In June the US Supreme Court ruled that the federal Defense of Marriage Act (DOMA) was unconstitutional, saying Congress cannot treat same-sex couples differently than it does opposite-sex couples.

The ruling primarily applied to same-sex couples living in states where gay marriage is legal in allowing them all the federal benefits of traditional couples.

But the language of the majority opinion gave new momentum to legal challenges to state restrictions on same sex marriages, including in Pennsylvania.

In July, Mr. Hanes said that the state law on same-sex marriage was unconstitutional and therefore he had no obligation to enforce it. Following the Thursday ruling, Hanes said he will comply and no longer issue licenses to same-sex couples but is considering an appeal to the state Supreme Court.

The Pennsylvania Health Department, operating under Gov. Tom Corbett (R) took Hanes to court to stop his actions. General counsel for the Corbett administration, James Schultz, praised the Thursday ruling.

“The key question in this case has been whether any local official, anywhere in Pennsylvania, has the ability to decide which laws to uphold and which laws to reject based on their own personal legal opinion,” Mr. Schultz said in a statement.

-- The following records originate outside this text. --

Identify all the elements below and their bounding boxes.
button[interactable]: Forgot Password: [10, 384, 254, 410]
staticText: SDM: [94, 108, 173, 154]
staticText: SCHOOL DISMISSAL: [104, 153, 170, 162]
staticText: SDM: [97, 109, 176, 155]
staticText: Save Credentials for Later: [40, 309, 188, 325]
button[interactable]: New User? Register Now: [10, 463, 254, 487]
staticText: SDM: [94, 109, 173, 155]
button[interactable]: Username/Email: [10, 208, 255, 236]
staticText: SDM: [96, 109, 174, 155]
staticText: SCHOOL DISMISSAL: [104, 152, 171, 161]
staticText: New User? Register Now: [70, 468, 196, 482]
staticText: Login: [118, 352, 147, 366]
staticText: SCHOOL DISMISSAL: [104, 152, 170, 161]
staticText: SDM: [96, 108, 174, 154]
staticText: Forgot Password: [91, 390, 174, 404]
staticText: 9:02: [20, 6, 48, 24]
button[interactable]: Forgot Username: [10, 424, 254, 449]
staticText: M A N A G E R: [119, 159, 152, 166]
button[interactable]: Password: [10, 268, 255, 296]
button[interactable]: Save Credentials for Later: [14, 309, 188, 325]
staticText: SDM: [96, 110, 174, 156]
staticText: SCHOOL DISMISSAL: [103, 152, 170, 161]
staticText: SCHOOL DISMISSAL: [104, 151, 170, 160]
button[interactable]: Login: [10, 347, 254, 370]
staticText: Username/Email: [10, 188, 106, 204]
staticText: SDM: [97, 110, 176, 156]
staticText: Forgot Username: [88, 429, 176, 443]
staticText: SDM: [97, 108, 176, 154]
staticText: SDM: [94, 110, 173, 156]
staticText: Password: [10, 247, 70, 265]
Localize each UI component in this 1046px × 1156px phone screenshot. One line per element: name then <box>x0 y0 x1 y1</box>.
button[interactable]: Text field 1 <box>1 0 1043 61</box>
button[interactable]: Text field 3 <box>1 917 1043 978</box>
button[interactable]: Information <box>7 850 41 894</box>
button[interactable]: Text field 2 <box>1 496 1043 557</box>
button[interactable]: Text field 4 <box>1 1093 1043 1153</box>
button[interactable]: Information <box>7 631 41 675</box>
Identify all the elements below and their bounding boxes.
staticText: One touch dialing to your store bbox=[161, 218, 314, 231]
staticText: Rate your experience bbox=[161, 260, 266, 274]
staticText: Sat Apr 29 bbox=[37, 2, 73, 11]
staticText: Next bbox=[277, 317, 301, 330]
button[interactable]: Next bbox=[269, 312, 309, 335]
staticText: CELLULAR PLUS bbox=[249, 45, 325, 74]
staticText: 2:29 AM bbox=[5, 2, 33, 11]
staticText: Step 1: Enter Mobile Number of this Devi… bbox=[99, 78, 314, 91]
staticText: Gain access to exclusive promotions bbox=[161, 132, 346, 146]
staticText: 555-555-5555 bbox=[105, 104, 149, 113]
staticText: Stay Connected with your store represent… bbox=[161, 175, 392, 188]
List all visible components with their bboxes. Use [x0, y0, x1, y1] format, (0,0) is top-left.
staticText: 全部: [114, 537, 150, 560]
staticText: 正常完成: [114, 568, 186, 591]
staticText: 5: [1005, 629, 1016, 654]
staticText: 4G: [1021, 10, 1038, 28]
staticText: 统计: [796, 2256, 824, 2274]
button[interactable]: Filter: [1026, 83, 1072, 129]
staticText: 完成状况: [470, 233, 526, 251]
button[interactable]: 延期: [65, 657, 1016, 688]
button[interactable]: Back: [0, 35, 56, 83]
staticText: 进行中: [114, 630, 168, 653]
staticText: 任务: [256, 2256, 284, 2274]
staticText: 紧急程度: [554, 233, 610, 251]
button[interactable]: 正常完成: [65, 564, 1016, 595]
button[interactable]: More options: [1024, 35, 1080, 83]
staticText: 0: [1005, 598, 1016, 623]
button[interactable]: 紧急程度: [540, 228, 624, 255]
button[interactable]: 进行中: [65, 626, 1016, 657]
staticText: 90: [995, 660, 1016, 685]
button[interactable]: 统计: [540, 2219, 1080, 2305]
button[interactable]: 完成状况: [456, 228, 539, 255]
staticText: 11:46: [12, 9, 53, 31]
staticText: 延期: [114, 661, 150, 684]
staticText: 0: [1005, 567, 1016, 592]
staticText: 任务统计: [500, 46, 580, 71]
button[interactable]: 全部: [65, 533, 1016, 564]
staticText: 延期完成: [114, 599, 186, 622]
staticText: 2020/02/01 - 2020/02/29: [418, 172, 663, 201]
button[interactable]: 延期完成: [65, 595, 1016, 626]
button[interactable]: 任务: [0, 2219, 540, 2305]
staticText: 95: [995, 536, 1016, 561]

However, advocates for same-sex marriage are interpreting the ruling differently. They argue that Pellegrini merely made a ruling based on procedure, and not on the constitutional status of same-sex marriage. He also failed to declare the marital status of the 118 license holders who wed since late July.

“It said nothing about couples already married, which is at least a victory for those couples and for marriage equality in Pennsylvania,” said State Sen. Daylin Leach (D), a supporter of Hanes’ actions.

John Dinan, a professor of politics and international affairs at Wake Forest University in Winston-Salem, N.C., says that it is “not clear” whether the couples who wed after receiving their licenses are indeed legally married in the state.

“On the face of things, that statute precludes the marriages that were celebrated (recently), but from a legal standpoint, one would have to bring a suit to secure a judgment, but it’s not certain who would bring that,” Professor Dinan says.

There are already lawsuits underway in both state and federal court challenging the Pennsylvania ban. Last week, a lesbian couple filed a lawsuit in state court and the American Civil Liberties Union (ACLU) filed a similar suit in federal court in July. Both cases are pending.

Expected to bolster both cases is the announcement in July by the state Attorney General Kathleen Kane that she will not defend the state in the ACLU challenge because she believed the ban is “wholly unconstitutional.”

Pennsylvania is one of a handful of states targeted by Freedom to Marry, a gay-rights group based in Washington that is spending more than $6 million to push same-sex marriage by 2016.